Antonio Rossellino ou Leonardo? Sur la statuette au Victoria and Albert Museum de Londres


Une contribution de Gigetta Dalli Regoli sur la "Madone à l'enfant" du Victoria and Albert Museum de Londres, récemment attribuée à Léonard de Vinci par Francesco Caglioti.

Un article récent de Francesco Caglioti a attiré l’attention sur une petite sculpture conservée dans un lieu illustre, le Victoria and Albert Museum de Londres. La statuette, traditionnellement attribuée à Antonio Rossellino, pourrait, selon Caglioti, figurer parmi les premières œuvres de Léonard réalisées dans l’atelier d’Andrea del Verrocchio. La proposition a eu une résonance particulière par rapport au nom de l’artiste dont on célèbre le centenaire, et mérite d’être examinée avec soin comme toutes les hypothèses bien fondées destinées à promouvoir le débat, en la distinguant de la camelote parfois indécente qui trouve chaque semaine de l’espace dans la presse. L’intervention de Caglioti n’est pas le résultat d’une illumination soudaine, mais vient de loin: l’attribution avait été brièvement exprimée dans le cadre des études promues autour de l’exposition consacrée à Matteo Civitali (2004), et avait été rejetée dans le Catalogue de l’exposition de Milan (2015). En travaillant sur l’exposition Civitali, je m’étais retrouvé avec Francesco et d’autres historiens de l’art à la même table de travail, et en cette heureuse occasion j’avais pu ajouter à mon estime pour les essais d’un collègue d’une rare compétence, mon appréciation de la personnalité d’un jeune homme sympathique et accessible, loin de l’arrogance stéréotypée des chercheurs appartenant à des générations plus récentes. La sagesse voudrait que j’attende de lire le catalogue de l’exposition où figurera la statuette avant d’intervenir sur le sujet de Léonard et de son attribution: une exposition consacrée à Verrocchio qui ouvrira bientôt à Florence, et qui promet des résultats positifs. Mais puisque Caglioti a donné un avis explicite sur ce qui est un sujet spécifique parmi ceux qu’il a traités(Venerdì di Repubblica, 8 février 2019), il peut être légitime d’exprimer une opinion et d’avancer quelques doutes dès à présent.

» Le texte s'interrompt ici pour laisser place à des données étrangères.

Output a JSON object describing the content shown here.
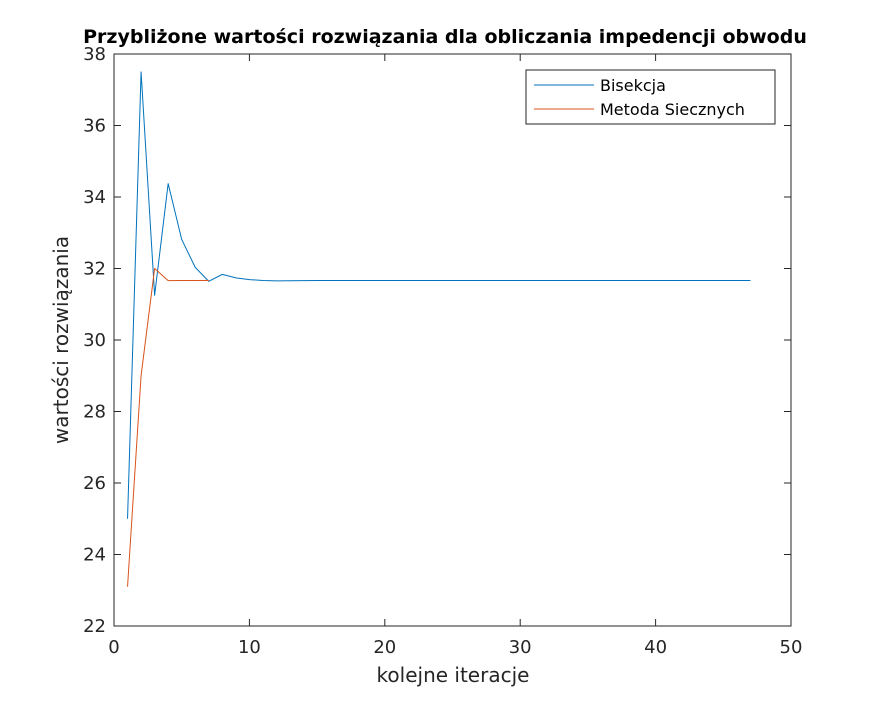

Antonio Rossellino/Leonardo, Madone et enfant (terre cuite, 49 x 27 x 24,5 cm ; Londres, Victoria and Albert Museum)
Antonio Rossellino/Leonardo, Madone et enfant (terre cuite, 49 x 27 x 24,5 cm ; Londres, Victoria and Albert Museum).


De gauche à droite: Madone du Victoria and Albert Museum ; Antonio Rossellino, Madone et enfant (Berlin, Staatliche Museen) ; Luca della Robbia, Madone et enfant (Florence, Galleria dello Spedale degli Innocenti).
De gauche à droite: Madone au Victoria and Albert Museum ; Antonio Rossellino, Madone et enfant (Berlin, Staatliche Museen) ; Luca della Robbia, Madone et enfant (Florence, Galleria dello Spedale degli Innocenti).


Deux remarques préliminaires. Il ne s’agit pas de nier la possibilité que Léonard ait travaillé par modelage de la terre cuite: le témoignage de Vasari est significatif, et j’ai moi-même observé que les deux anges soutenant la Vierge à l’Enfant du Louvre, réalisés en bas-relief, pouvaient être identifiés comme deux interventions réalisées “ en concurrence ” par le maître et son élève.

En second lieu, je tiens à préciser que je n’exprime pas mon opinion pour soutenir l’attribution de l’œuvre du Victoria and Albert Museum à Antonio Rossellino, un artiste que Caglioti connaît certainement mieux que moi: mon désaccord est lié à la référence alternative à Léonard, dont les témoignages en matière de peinture sont quantitativement restreints et néanmoins bien orientés.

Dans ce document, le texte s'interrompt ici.